A knuckle brushed against the small mass held inside the cradle and he snatched his hand back. He fingered the knuckle, even though it hadn't hurt. But it had felt... odd.
He bent over to look at the thing inside. In the dim light he could see it had a rounded top and perhaps the inside was hollow.
"It's not dangerous," Sasha said. She reached over the top of the basket and touche
d the small round object in her cradle. "It feels really soft."
"I don't think you should be touching it," he whispered at her. "You don't know what it is."
"System re-alignment commencing. All sections stand by," a voice said over them.
Wait, not over them. Not completely. And the words weren't completely clear. It was as if his ears were picking up both the gibberish and the understandable words both at the same time.
He straightened up and pointed to the object in the basket. "That thing is translating the gibberish."
Sasha shook her head pointing to the one in front of her. "No, it's this one. It was very clear."
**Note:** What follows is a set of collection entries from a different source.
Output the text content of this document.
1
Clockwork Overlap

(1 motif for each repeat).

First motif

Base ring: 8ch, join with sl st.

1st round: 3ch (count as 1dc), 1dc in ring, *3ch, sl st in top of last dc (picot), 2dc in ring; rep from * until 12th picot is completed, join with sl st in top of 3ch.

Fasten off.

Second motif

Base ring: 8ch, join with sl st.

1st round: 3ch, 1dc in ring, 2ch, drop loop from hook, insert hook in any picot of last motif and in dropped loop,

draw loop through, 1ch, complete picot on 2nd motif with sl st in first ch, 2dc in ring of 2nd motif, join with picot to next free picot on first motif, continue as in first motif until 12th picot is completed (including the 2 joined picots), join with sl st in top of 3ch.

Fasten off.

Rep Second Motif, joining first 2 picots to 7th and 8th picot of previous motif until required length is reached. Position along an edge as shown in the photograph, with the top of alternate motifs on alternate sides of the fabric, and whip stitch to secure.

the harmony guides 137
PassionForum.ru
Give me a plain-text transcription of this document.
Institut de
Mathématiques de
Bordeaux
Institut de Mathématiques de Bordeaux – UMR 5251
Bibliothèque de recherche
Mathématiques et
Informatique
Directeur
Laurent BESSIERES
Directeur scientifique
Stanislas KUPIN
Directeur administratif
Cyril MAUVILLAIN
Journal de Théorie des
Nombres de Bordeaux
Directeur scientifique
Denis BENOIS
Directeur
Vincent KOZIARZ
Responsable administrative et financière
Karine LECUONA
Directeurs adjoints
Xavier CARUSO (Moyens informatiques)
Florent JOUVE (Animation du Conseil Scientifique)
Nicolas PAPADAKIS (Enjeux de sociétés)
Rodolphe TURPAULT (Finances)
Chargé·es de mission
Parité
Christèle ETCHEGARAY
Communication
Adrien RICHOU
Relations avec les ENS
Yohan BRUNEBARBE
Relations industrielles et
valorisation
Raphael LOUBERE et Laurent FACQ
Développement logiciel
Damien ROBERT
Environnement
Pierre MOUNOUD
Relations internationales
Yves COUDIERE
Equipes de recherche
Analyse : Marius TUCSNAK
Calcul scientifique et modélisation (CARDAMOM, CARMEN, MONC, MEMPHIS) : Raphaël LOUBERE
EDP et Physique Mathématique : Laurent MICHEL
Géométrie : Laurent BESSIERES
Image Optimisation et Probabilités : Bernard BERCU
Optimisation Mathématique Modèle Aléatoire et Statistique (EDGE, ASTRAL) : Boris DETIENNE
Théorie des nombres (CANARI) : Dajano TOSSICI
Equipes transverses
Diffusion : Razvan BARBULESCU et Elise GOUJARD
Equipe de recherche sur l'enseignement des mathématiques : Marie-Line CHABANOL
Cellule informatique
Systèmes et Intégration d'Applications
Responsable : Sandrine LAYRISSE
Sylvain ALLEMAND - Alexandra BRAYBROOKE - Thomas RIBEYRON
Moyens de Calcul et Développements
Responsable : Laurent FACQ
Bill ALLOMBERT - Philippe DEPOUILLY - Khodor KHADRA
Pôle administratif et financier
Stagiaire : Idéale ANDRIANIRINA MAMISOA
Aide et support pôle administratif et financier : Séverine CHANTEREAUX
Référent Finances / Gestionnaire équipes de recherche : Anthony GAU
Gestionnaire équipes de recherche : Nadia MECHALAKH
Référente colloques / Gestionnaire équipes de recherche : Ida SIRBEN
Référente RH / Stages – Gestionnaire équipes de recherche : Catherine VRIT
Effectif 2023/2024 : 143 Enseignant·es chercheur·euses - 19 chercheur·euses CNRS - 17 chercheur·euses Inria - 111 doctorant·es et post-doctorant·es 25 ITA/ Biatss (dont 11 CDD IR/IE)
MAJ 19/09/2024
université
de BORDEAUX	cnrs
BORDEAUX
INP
"I don't think so." How could she not tell where the words had come from? It was so obvious.
"You're afraid of it," she sang softly.
Zach glared at her. It was only a piece of soft plastic. Or something. Through a wide opening in the wires he let a finger touch it. Soft, a little bit warm. It was pretty small. That's probably why they were put in the protective wire baskets to keep them safe and unbroken.
"Oh, that's convenient. It goes around the wrist."
Zach looked over. Instead of touching the object while it still sat in the basket, Sasha was instead admiring it where it lay encircled around her left wrist.
"Are you crazy?" Touching it was one thing, but pulling it out and putting it on her wrist?
"It's a translator. We're going to need one if we're going to get out of here." She pointed towards the door. "Like understand what the robot is saying?"
At least she didn't start up with the 'afraid' stuff again. He was touching the other one, wasn't he? "I'm hoping we won't meet up with it again."
She rolled her eyes. "It knows its way around, we don't. We'll meet up again."
Zach opened up his mouth to argue when he felt a soft movement against the finger resting in the cradle.
He looked down just in time to see the hollow ball flowing across the back of his hand. It moved so quickly and fluidly that it was already in place around his wrist by the time he snatched his arm back.
A sense of happiness infused him, in direct odds to the alarm he felt at the thing. It was alive? No, that was crazy. Another robot of some sort, a kind that moved without regular joints.